Posted: Sun Jan 29, 2012 7:18 pm
by PantherX
Only your error report in the WU Database so I have marked it for a followup.

Re: Project: 7500

Posted: Sun Jan 29, 2012 7:57 pm
by toTOW
It might not like the decomposition of the WU because of the -smp 10 flag ...

Re: Project: 7500

Posted: Sun Jan 29, 2012 8:58 pm
by bruce
toTOW wrote:It might not like the decomposition of the WU because of the -smp 10 flag ...
That would be interesting to know. How about reconfiguring -smp 10 to be -smp 8 for long enough to prove that machine can run P7500. Extrapolating from what Kasson said in a recent post, WUs are harder to decompose into 10=5x2x1 that when running at 8=2x2x2. The with 7 or maybe even 5 slices of the protein, it's going to be more difficult than when all of the factors are 2 ot 3. There is no known way to determine whether a protein can be sliced into N pieces (where N is prime).

viewtopic.php?f=19&t=20611&p=206054#p206054

Re: Project: 7500

Posted: Sun Jan 29, 2012 9:50 pm
by Jonazz
So more cores =/= always better for SMP, even if the numbers are always even?

Re: Project: 7500

Posted: Sun Jan 29, 2012 10:04 pm
by bruce
The limitation in GROMACS SMP has been described as a problem when the number of cores contains a "large" prime factor. Of course "large" is a relative term, so nobody can guarantee that a certain value will succeed or fail. Numbers like 11, 13, 17, 19 are very likely to fail so they've been excluded. A value like 23 will (almost) certainly fail, so 46 will, too, even though it's an even number. Numbers like 5 are much more likely to succeed.

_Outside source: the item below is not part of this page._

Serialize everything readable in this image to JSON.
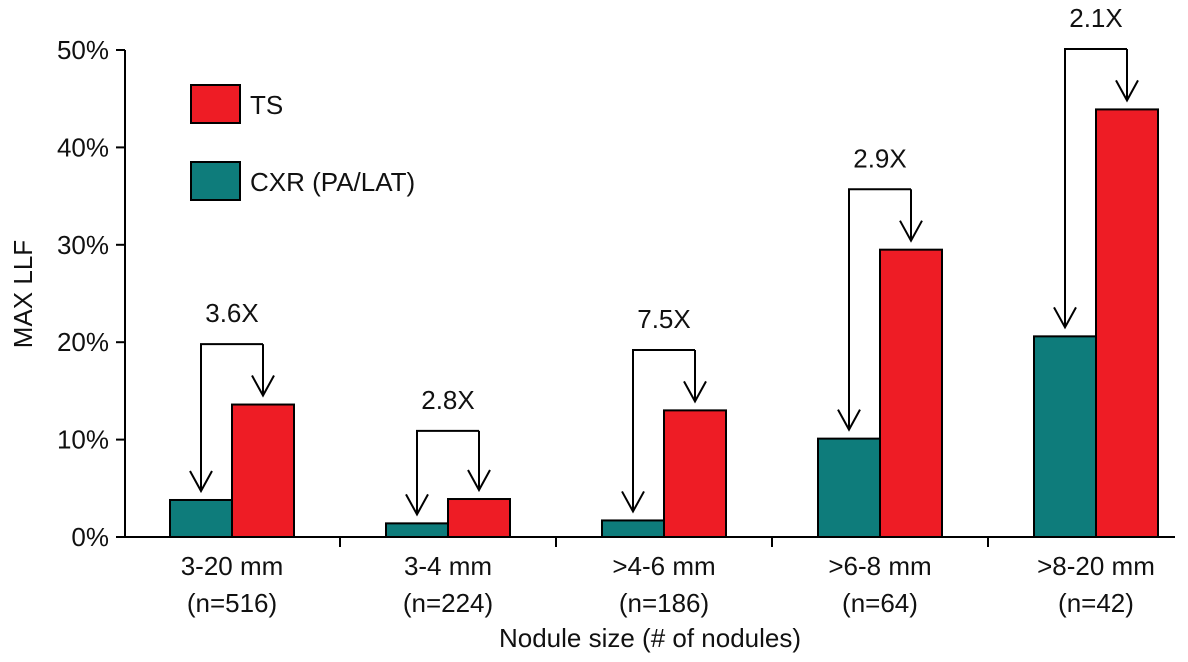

It should be noted that the authors of GROMACS have targeted computers owned by research organizations. You can find computers with 8, 12, 16, 24, 36, 48 threads (and maybe some others) but nobody owns a computer with 11 or 19 or 23 threads.

Re: Project: 7500

Posted: Sun Jan 29, 2012 10:42 pm
by iancook221188
ill try -8 and -12 to see if they can successfully decompose this work unit

Re: Project: 7500

Posted: Tue Feb 07, 2012 6:58 pm
by sortofageek
I will now close this report as another folder has completed it successfully.

Feedback for the successful folder:
Your WU (P7500 R0 C230 G126) was added to the stats database on 2012-01-29 12:10:21 for 2297.98 points of credit.